術後には、止血シーネという、傷を保護するマウスピースのようなものを装着します。そのまま食事をすることも可能なので、つけていたほうが傷口も食事の妨げにならず、お子さんも過ごしやすいです。術後のケアはかかりつけの歯科医師がおこなってくれることもありますので、きちんと受診して、その後の永久歯の様子を見ていきましょう。
診断や治療でかかる診療科
過剰歯の治療では、歯並びが大きく関係してくることもあるので、矯正歯科にかかることが多いです。すきっ歯の矯正に行ったら、埋伏過剰歯が見つかった、ということも。
抜歯や手術の必要性が生じたときに、口腔外科での処置を考えると、矯正歯科と口腔外科の両方を標榜している歯科にかかる方法、もしくは、まずは矯正歯科にかかり、必要な状態であれば、外科的処置のできる病院を紹介してもらうなどの方法もとられています。
口の中の状態によって変わるさまざまな治療法
治療を受けるお子さんの年齢や口の中の状態で治療方法が違ってきます。永久歯への影響があるかどうか、また生え方などによって、「経過観察」「抜歯」「手術」といった方法がとられます。
すべて抜かなければならないということではなく、専門医に定期的に診察してもらうことで、抜かなくてもいい状態なのか、抜いて永久歯が正しくはえてくるように誘導していくのかを判断するのが一般的。

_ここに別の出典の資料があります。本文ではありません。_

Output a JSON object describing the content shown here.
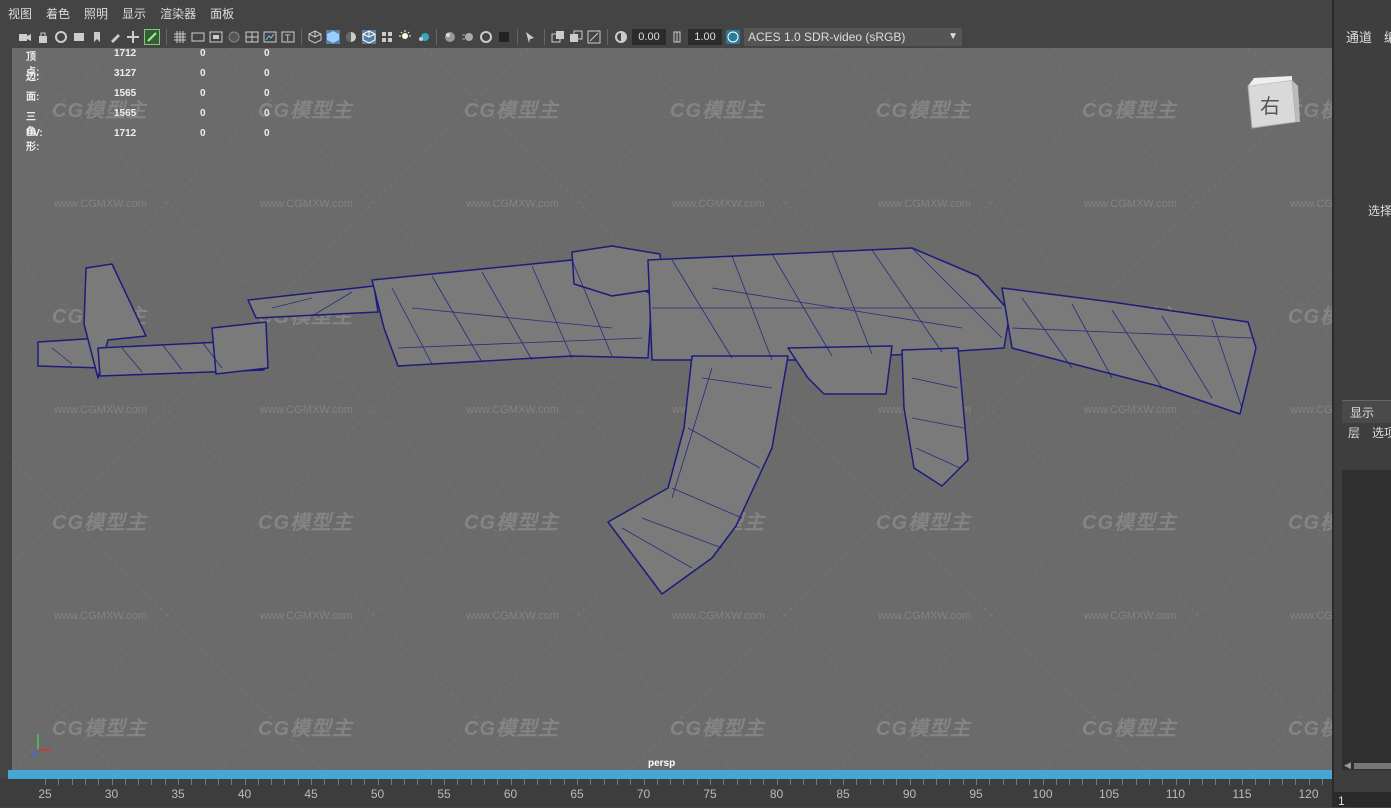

お子さんの口の中の変化に早く気づくためにも、こまめなチェックと定期健診が重要です。特に不快な症状がないからと、ほうっておくと悪い状態に陥ることがあります。自分で勝手に判断せず、気になることがあれば、必ずかかりつけの歯科医に相談し指示を仰ぎましょう。

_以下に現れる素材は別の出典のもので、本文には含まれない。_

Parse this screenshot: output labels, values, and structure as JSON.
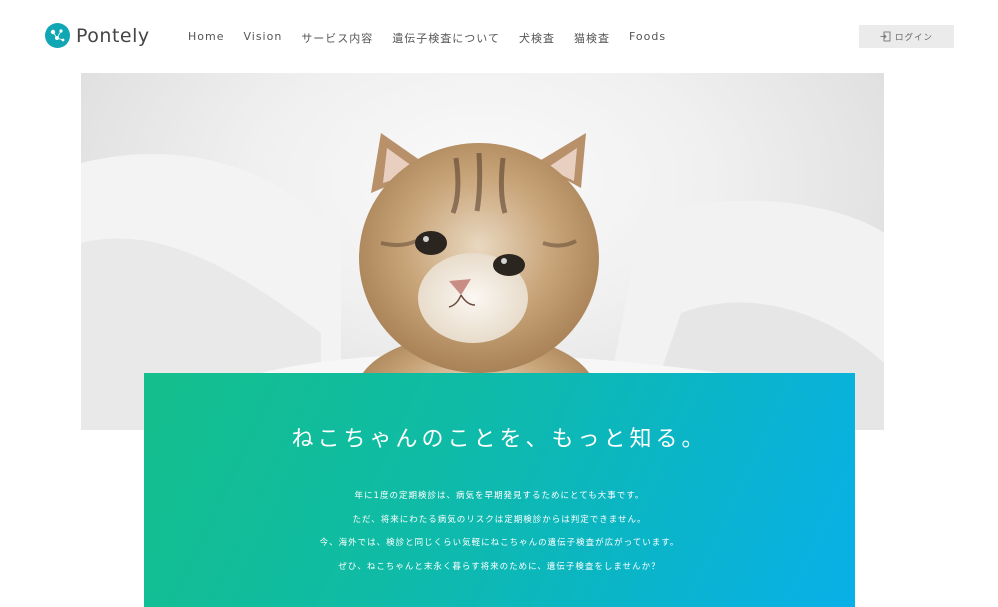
{
  "header": {
    "logo_text": "Pontely",
    "nav": [
      "Home",
      "Vision",
      "サービス内容",
      "遺伝子検査について",
      "犬検査",
      "猫検査",
      "Foods"
    ],
    "login_label": "ログイン"
  },
  "hero": {
    "image_subject": "kitten-photo"
  },
  "intro": {
    "title": "ねこちゃんのことを、もっと知る。",
    "lines": [
      "年に1度の定期検診は、病気を早期発見するためにとても大事です。",
      "ただ、将来にわたる病気のリスクは定期検診からは判定できません。",
      "今、海外では、検診と同じくらい気軽にねこちゃんの遺伝子検査が広がっています。",
      "ぜひ、ねこちゃんと末永く暮らす将来のために、遺伝子検査をしませんか？"
    ]
  },
  "colors": {
    "brand": "#11a6b4",
    "gradient_start": "#14bf8c",
    "gradient_end": "#08b0e8"
  }
}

本人も気づかずに、変な所に歯が生えてきたことで気づくケースが多く
普通のレントゲンでは分かりにくいので、CTを撮ることで正確な位置や生えている方向を把握して治療することが望ましいと考えています。
抜歯や手術などの治療法を選択する場合もありますし、永久歯に影響がなければ経過を見ていく場合もあります。しっかりとした治療方針を立てることができますので、CTを完備している医院を選ぶとよいでしょう。